Herman Tesoro Jr. gave an engaging performance as Nick in 1999 and BullDog is equally good in 2004. We quickly empathize with Nick's bewilderment at being thrust into a school room with kids he can't communicate with and without any prior warning that he's expected to stand during the Pledge of Allegiance and while singing "America the Beautiful."

Clothes that were apparently stylish in Homeland mark him as a oddball in Hawaii. The local kids make fun of his initial efforts to communicate. He has no idea how to use baseball, football or basketball equipment, and the local kids say that the food he brings to school smells bad and gives him bad breath.

A girl named Mencha (Monica K. Cho Coldwell) gradually befriends Nick and becomes his mentor, but another, Mog (Moses Goods III), bullies him unmercifully and taunts him with a word that Nick learns is a crude local epithet for Homelanders.

Coldwell plays Mencha with much the same comic zest Lisa Ann M. Omoto brought to the 1999 production, but director Harry Wong III adds a fresh dynamic to the story by casting a male as Mog. The role requires an extensive repertoire of comic skills in several early scenes, and Goods once again comes through in that department. Goods can also be convincing as a villain, and since he by far the biggest of the three "kids" makes a very believable and threatening bully. Also, although Mog comes from a local family that nurses a long-time prejudice against Homelanders, Wong's choice of casting raises the possibility that Mog also resents Nick because a local girl has befriended him.

SEVERAL SCENES make it clear that prejudice goes both ways, and that immigrants can also be guilty of narrow insular attitudes. Nick's mother insists that he speak only Homelander at home and doesn't want him socializing with local kids. She's stand-offish to the point of rudeness when Nick first brings Mencha home to visit, although Mom changes her mind after learning that the local girl has become Nick's protector on the playground. Nick also is guilty of cross-cultural game-playing when he tricks Mencha into "thanking" his mother for a delicious snack by teaching her an inappropriate phrase in Homelander.

Director Wong maintains a crisp pacing appropriate for an elementary school audience. Coldwell and Goods chatter their way through Foon's invented language with convincing authority, and kids will pride themselves on the speed at which they figure out, for example, that "rumpabutt" is the local word for "chair."

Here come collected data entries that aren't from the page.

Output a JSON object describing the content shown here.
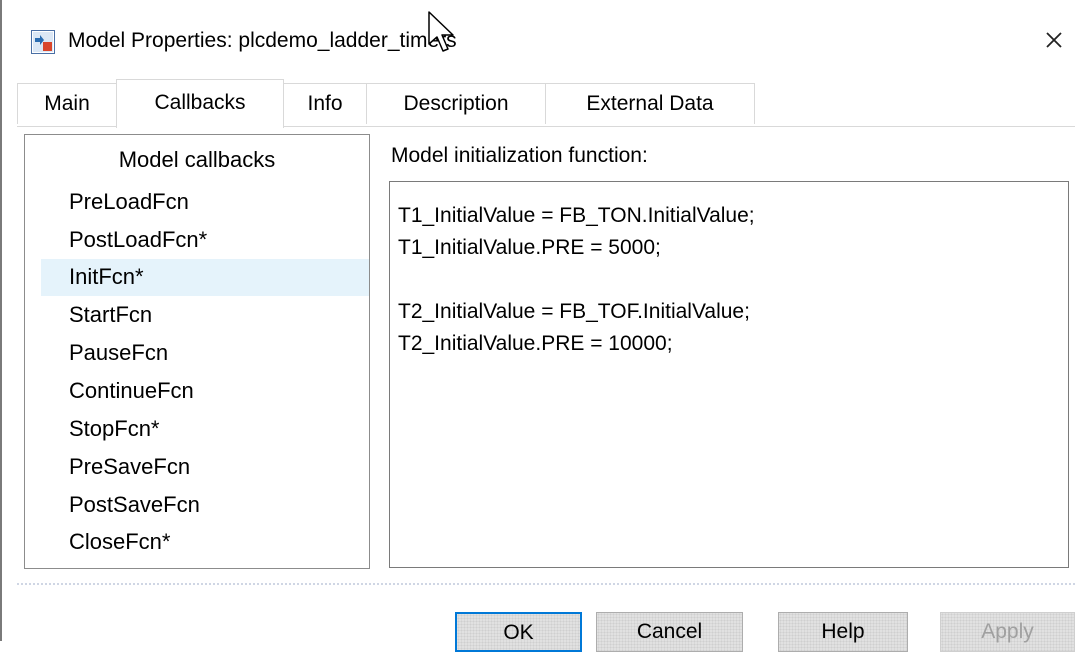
{
  "window": {
    "title": "Model Properties: plcdemo_ladder_timers",
    "close_glyph": "×"
  },
  "tabs": [
    {
      "label": "Main"
    },
    {
      "label": "Callbacks",
      "active": true
    },
    {
      "label": "Info"
    },
    {
      "label": "Description"
    },
    {
      "label": "External Data"
    }
  ],
  "callbacks": {
    "heading": "Model callbacks",
    "selected": "InitFcn*",
    "items": [
      "PreLoadFcn",
      "PostLoadFcn*",
      "InitFcn*",
      "StartFcn",
      "PauseFcn",
      "ContinueFcn",
      "StopFcn*",
      "PreSaveFcn",
      "PostSaveFcn",
      "CloseFcn*"
    ]
  },
  "editor": {
    "label": "Model initialization function:",
    "lines": [
      "T1_InitialValue = FB_TON.InitialValue;",
      "T1_InitialValue.PRE = 5000;",
      "",
      "T2_InitialValue = FB_TOF.InitialValue;",
      "T2_InitialValue.PRE = 10000;"
    ]
  },
  "buttons": {
    "ok": "OK",
    "cancel": "Cancel",
    "help": "Help",
    "apply": "Apply"
  },
  "colors": {
    "selection_bg": "#e5f3fb",
    "default_button_border": "#0078d7",
    "disabled_text": "#a0a0a0"
  },
  "icons": {
    "app": "simulink-model-icon",
    "close": "close-icon",
    "cursor": "mouse-pointer-icon"
  }
}
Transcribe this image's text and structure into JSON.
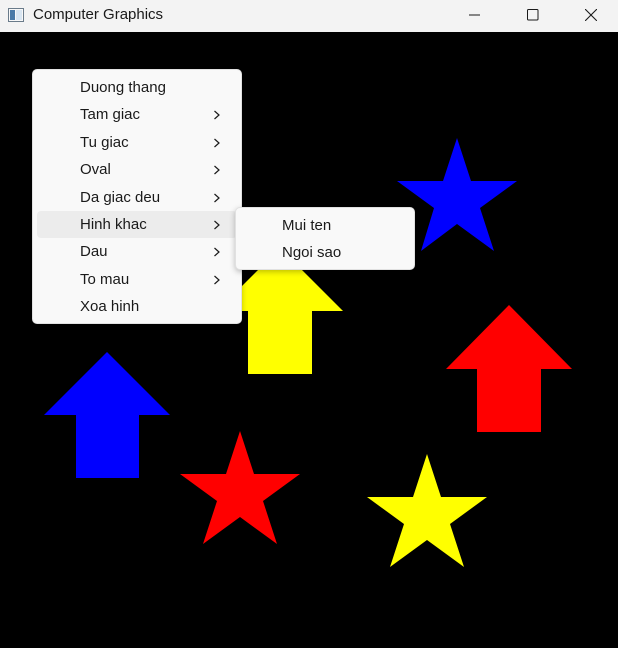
{
  "window": {
    "title": "Computer Graphics",
    "icon": "app-window-icon",
    "controls": [
      "minimize-icon",
      "maximize-icon",
      "close-icon"
    ]
  },
  "menu": {
    "items": [
      {
        "label": "Duong thang",
        "has_submenu": false
      },
      {
        "label": "Tam giac",
        "has_submenu": true
      },
      {
        "label": "Tu giac",
        "has_submenu": true
      },
      {
        "label": "Oval",
        "has_submenu": true
      },
      {
        "label": "Da giac deu",
        "has_submenu": true
      },
      {
        "label": "Hinh khac",
        "has_submenu": true,
        "highlighted": true
      },
      {
        "label": "Dau",
        "has_submenu": true
      },
      {
        "label": "To mau",
        "has_submenu": true
      },
      {
        "label": "Xoa hinh",
        "has_submenu": false
      }
    ]
  },
  "submenu": {
    "parent": "Hinh khac",
    "items": [
      {
        "label": "Mui ten"
      },
      {
        "label": "Ngoi sao"
      }
    ]
  },
  "canvas": {
    "background": "#000000",
    "shapes": [
      {
        "type": "arrow-up",
        "color": "#ffff00"
      },
      {
        "type": "arrow-up",
        "color": "#0000ff"
      },
      {
        "type": "arrow-up",
        "color": "#ff0000"
      },
      {
        "type": "star",
        "color": "#0000ff"
      },
      {
        "type": "star",
        "color": "#ff0000"
      },
      {
        "type": "star",
        "color": "#ffff00"
      }
    ]
  }
}
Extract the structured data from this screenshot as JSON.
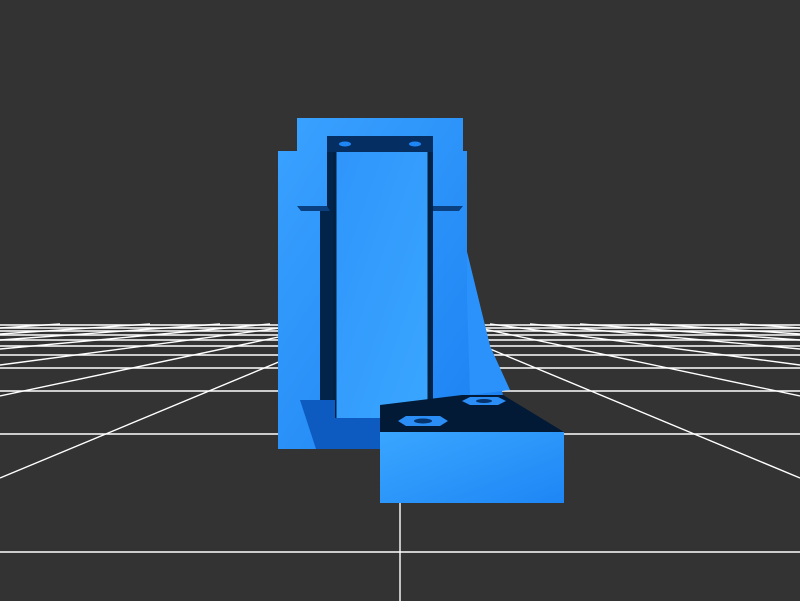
{
  "viewer": {
    "kind": "3d-model-viewer",
    "colors": {
      "background": "#333333",
      "grid": "#ffffff",
      "model_light": "#3aa2ff",
      "model_mid": "#1f86f5",
      "model_shade": "#0f5fc8",
      "model_dark": "#052a57",
      "model_darkest": "#02152c"
    },
    "grid": {
      "visible": true
    },
    "model": {
      "label": ""
    }
  }
}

"The New Kid" was originally staged in Canada, so HTY artistic director Mark Lutwak, director of the 1999 show, also localized some of Foon's invented language in ways that prime audience response. Kids at a Wednesday school performance laughed uproariously when words that sounded like "kaka" and "poopy" were heard amid the gibberish. (Among the more mature comic bits in Lutwak's revised script is Nick's discovery that the word for manapua is "steamigarfield.")

Goods and BullDog are also quite good at letting their facial expressions indicate Nick's and Mog's feelings. A scene in which Mencha dares Mog to taste Nick's foul-smelling lunch is particularly well played.

"The New Kid" contains a lot of clowning and physical comedy that doesn't advance the story but adds to the show's entertainment value, and which makes "The New Kid" more than an earnest Politically Correct piece on the importance of Being Nice to Immigrants And Other People Who Aren't Like You.

The school shows end with an audience participation segment with See as the moderator. The first series of questions establishes that some of us were once "new kids" ourselves, and that everybody has ancestors who were "new kids" in Hawaii at some time. From there, the floor is open to kids' comments on the ways that Nick handled his problems. The session ends with a question for the kids to take back to the classrooms: What might have caused Mog to become a bully?

As in 1999, HTY's "The New Kid" is perfect entertainment for families with elementary-age children. If quality ensured ticket sales, the remaining public performances would be sellouts!